Centrale Raad van Beroep

Datum uitspraak
23 december 2022
Publicatiedatum
23 december 2022
Zaaknummer
22/356 ZW
Instantie
Centrale Raad van Beroep
Type
Uitspraak
Rechtsgebied
Bestuursrecht; Socialezekerheidsrecht
Procedures
  • Hoger beroep
Vindplaatsen
  • Rechtspraak.nl
AI samenvatting door LexboostAutomatisch gegenereerd

Proceskostenveroordeling in hoger beroep tegen het Uwv na intrekking van het beroep

In deze zaak heeft de Centrale Raad van Beroep op 23 december 2022 uitspraak gedaan in hoger beroep (zaaknummer 22/356 ZW) tegen de Raad van bestuur van het Uitvoeringsinstituut werknemersverzekeringen (Uwv). De appellant, vertegenwoordigd door mr. J.A. van Ham, heeft hoger beroep ingesteld na een gewijzigde beslissing op bezwaar van het Uwv op 21 maart 2022. Op 5 april 2022 heeft de appellant het hoger beroep ingetrokken en verzocht om veroordeling van het Uwv in de proceskosten en tot vergoeding van wettelijke rente. Het Uwv heeft geen verweerschrift ingediend, en het onderzoek ter zitting is achterwege gelaten op basis van artikel 8:57 van de Algemene wet bestuursrecht (Awb).

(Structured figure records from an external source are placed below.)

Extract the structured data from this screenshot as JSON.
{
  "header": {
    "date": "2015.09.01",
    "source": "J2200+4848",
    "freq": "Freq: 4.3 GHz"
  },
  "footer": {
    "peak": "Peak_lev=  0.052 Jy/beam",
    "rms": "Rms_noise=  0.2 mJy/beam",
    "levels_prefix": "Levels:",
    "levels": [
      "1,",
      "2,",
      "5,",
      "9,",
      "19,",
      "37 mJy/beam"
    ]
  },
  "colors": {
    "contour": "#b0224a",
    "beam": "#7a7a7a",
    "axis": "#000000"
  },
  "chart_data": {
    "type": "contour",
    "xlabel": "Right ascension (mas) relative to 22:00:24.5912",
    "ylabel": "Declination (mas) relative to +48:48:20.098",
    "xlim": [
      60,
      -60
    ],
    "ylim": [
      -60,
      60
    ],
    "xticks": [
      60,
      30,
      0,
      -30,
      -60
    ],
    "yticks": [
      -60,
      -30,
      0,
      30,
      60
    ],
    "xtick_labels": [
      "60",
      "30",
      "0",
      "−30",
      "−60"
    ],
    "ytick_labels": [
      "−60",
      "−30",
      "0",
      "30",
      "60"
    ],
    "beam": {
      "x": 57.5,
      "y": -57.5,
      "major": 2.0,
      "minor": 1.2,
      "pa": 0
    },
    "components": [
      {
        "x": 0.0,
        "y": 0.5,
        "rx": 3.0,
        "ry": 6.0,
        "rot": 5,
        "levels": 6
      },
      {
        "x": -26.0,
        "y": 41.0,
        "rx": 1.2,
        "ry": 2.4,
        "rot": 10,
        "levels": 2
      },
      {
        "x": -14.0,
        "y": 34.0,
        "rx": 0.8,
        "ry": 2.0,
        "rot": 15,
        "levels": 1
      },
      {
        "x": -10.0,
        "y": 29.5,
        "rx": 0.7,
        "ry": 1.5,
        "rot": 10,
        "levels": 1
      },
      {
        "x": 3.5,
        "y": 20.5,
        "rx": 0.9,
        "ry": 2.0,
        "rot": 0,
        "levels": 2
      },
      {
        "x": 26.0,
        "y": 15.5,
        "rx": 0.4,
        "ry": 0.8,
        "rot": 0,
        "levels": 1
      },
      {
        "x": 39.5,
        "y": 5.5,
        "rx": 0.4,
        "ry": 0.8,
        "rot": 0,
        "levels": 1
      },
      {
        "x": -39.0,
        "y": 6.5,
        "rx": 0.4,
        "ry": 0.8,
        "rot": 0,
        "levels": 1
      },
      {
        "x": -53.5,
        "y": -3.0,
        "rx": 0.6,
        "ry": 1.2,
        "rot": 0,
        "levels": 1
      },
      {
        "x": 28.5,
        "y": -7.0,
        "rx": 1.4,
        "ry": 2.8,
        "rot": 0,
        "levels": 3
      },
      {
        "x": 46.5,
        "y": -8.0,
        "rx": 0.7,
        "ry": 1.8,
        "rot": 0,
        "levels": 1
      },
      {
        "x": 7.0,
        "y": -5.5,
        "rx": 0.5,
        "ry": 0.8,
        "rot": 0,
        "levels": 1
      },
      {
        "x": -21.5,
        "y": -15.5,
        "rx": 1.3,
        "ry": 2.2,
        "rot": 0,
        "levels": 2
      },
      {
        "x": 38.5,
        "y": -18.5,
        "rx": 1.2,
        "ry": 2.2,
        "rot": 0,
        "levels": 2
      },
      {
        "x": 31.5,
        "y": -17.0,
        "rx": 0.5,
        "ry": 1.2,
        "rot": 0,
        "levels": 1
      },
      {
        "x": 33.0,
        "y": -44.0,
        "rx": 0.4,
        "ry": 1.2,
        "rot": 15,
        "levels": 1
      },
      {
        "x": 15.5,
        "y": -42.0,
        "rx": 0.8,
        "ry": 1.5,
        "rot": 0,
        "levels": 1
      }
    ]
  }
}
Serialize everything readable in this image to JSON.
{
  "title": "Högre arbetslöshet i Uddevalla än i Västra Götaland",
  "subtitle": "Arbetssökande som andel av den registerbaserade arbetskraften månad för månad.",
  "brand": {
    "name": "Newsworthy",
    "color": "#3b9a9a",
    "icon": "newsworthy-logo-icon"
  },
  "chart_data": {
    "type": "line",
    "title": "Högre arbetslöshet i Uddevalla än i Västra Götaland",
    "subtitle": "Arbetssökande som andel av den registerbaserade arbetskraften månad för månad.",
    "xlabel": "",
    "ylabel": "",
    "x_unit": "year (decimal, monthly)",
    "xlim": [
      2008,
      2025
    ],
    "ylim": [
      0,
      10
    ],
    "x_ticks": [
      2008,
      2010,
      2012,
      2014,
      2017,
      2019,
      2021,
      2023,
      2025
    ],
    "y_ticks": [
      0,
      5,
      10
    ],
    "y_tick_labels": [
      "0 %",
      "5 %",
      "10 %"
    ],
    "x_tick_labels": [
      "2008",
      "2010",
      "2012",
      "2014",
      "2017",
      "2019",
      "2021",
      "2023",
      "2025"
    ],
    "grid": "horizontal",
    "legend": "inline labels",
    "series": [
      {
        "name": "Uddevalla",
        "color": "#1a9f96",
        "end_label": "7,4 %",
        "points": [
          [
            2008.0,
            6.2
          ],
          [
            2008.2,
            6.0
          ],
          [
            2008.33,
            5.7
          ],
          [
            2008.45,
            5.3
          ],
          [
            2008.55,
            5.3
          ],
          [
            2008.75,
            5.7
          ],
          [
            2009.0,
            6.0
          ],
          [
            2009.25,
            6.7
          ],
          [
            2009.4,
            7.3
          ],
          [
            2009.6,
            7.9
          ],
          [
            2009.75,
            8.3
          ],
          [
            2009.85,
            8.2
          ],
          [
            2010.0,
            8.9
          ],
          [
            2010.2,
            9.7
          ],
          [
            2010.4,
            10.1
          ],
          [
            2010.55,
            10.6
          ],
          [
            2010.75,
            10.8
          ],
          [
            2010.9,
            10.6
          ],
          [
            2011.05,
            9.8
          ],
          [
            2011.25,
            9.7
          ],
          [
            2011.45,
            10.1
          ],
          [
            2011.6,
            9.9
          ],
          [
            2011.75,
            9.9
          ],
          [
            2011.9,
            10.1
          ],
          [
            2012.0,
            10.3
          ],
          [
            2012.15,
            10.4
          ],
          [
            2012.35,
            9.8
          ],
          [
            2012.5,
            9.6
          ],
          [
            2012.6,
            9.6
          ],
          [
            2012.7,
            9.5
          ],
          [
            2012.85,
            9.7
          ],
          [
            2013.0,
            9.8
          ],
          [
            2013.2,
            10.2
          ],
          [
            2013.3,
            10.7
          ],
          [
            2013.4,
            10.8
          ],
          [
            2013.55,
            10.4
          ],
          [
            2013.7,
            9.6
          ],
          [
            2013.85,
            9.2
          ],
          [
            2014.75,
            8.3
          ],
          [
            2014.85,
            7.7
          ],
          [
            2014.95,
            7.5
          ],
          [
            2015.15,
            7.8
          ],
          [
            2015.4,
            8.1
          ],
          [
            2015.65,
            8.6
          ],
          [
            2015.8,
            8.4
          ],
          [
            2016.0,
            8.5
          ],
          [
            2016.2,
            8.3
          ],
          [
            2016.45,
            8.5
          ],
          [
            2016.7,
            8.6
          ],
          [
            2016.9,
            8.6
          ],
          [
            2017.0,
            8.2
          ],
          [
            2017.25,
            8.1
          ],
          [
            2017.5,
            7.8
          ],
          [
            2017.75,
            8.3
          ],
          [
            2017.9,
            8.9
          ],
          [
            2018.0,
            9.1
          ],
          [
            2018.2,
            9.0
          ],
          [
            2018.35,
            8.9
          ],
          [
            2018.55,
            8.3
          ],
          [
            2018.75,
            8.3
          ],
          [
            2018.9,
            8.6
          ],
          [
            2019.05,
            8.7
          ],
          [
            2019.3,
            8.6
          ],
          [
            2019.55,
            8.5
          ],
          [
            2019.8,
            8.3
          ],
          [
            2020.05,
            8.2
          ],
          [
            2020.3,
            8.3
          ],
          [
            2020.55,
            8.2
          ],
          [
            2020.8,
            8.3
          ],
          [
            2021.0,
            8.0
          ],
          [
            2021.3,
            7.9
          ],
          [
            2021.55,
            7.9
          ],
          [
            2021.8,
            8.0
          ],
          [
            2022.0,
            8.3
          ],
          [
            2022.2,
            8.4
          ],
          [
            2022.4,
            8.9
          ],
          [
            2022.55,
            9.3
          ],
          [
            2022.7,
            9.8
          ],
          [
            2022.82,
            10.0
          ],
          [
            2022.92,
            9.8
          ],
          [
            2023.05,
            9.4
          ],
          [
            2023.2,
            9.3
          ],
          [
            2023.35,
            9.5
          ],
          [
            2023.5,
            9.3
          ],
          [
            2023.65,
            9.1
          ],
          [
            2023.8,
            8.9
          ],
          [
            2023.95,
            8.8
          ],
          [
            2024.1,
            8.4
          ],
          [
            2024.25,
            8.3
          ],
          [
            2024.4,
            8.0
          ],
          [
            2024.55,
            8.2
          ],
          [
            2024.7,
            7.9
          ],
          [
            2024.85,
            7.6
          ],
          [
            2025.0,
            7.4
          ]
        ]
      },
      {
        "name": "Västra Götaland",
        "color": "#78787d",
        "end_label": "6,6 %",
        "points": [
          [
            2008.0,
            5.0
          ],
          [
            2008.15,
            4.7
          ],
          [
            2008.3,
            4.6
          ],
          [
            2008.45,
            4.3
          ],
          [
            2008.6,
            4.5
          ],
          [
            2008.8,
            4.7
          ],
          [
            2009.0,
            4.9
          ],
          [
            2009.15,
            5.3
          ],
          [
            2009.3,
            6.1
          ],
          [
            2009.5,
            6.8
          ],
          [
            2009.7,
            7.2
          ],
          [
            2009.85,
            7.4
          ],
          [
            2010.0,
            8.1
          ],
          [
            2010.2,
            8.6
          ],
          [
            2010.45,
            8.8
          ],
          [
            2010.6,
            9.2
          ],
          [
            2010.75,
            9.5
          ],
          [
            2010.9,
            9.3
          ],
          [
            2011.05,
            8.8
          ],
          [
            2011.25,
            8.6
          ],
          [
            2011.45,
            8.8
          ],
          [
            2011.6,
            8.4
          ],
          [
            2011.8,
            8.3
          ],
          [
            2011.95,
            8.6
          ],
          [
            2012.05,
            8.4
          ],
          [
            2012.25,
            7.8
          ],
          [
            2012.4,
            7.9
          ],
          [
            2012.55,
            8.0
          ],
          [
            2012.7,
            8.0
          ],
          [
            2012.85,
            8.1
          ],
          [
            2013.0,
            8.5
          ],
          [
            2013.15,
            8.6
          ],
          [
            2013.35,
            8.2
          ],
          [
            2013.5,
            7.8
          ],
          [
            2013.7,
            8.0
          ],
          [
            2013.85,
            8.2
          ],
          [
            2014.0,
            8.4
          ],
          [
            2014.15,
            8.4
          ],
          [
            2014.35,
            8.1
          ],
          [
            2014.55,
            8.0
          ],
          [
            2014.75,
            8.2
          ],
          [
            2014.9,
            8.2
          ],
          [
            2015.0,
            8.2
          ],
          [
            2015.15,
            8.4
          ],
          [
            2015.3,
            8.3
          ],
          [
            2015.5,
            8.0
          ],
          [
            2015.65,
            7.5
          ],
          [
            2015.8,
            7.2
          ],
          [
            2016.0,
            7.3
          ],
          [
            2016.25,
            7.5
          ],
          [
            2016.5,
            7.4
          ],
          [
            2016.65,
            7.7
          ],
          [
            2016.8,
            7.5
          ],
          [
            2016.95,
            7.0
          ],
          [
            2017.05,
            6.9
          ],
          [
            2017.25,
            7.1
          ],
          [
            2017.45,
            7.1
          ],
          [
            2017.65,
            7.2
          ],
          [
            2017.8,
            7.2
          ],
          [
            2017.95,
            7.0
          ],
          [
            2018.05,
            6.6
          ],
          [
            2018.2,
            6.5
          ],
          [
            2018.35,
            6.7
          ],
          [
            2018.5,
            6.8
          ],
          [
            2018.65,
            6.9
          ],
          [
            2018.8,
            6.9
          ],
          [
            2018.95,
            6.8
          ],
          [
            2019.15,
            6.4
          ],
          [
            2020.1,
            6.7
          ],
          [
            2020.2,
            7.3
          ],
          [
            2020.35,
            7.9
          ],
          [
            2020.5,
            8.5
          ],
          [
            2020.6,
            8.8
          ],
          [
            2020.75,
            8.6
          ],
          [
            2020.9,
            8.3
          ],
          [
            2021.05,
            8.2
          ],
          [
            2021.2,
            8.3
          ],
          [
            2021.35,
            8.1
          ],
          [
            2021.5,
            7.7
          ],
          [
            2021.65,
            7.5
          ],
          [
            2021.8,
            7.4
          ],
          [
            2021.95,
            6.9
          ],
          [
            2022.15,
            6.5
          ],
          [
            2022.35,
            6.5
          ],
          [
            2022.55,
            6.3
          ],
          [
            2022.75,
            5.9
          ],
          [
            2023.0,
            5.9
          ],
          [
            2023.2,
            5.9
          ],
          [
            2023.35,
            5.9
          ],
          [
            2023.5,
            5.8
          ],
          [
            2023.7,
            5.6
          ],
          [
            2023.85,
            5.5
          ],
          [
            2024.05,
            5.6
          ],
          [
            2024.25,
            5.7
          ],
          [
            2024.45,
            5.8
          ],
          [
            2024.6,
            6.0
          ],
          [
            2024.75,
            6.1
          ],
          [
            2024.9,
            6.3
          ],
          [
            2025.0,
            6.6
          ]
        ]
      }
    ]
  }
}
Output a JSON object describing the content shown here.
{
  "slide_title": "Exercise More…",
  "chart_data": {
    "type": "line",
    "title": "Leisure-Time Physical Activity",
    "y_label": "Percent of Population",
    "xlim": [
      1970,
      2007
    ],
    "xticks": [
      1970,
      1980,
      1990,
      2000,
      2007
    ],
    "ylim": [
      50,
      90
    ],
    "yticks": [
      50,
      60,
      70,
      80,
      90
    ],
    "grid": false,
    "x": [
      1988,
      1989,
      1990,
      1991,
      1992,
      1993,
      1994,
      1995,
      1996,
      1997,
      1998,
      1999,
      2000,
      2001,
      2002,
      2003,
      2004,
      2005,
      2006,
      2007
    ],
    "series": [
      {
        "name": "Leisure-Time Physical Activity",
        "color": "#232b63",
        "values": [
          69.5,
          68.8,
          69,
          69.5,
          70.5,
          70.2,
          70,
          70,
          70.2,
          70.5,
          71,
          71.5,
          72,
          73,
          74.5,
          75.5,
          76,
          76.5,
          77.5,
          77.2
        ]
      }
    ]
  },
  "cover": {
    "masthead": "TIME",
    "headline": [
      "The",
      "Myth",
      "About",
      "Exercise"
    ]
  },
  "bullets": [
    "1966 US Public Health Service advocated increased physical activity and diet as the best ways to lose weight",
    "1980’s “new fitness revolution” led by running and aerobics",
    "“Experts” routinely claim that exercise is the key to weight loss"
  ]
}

De Raad overweegt dat op grond van artikel 8:75a van de Awb, indien het bestuursorgaan tegemoetkomt aan de indiener van het beroepschrift, het bestuursorgaan op verzoek van de indiener kan worden veroordeeld in de kosten. Aangezien het Uwv de gemaakte kosten in bezwaar heeft vergoed, moest de Raad alleen oordelen over de kosten in beroep en hoger beroep. De Raad heeft geoordeeld dat het Uwv moet worden veroordeeld in de kosten die de appellant redelijkerwijs heeft moeten maken, begroot op € 1.518,- in beroep en € 759,- in hoger beroep, wat in totaal € 2.277,- bedraagt.

Daarnaast is het verzoek om het Uwv te veroordelen tot vergoeding van de wettelijke rente over de na te betalen uitkering toegewezen. De Raad verwijst voor de wijze van rente berekening naar een eerdere uitspraak van 25 januari 2012 (ECLI:NL:CRVB:2012:BV1958). Voor vergoeding van het betaalde griffierecht kan de appellant zich rechtstreeks tot het Uwv wenden. De uitspraak is openbaar uitgesproken door S.B. Smit-Colenbrander, in tegenwoordigheid van H. Alajai als griffier.

Uitspraak

Datum uitspraak: 23 december 2022
22/356 ZW
Centrale Raad van Beroep
Enkelvoudige kamer
Uitspraak als bedoeld in de artikelen 8:75a, 8:88 en 8:108 van de Algemene wet bestuursrecht in verband met het hoger beroep tegen de uitspraak van de rechtbank Gelderland van
31 december 2021, 20/2680 (aangevallen uitspraak) en uitspraak op het verzoek om veroordeling tot vergoeding van schade
Partijen:
[appellant] te [woonplaats] (appellant)
de Raad van bestuur van het Uitvoeringsinstituut werknemersverzekeringen (Uwv)

PROCESVERLOOP

Namens appellant heeft mr. J.A. van Ham, advocaat, hoger beroep ingesteld.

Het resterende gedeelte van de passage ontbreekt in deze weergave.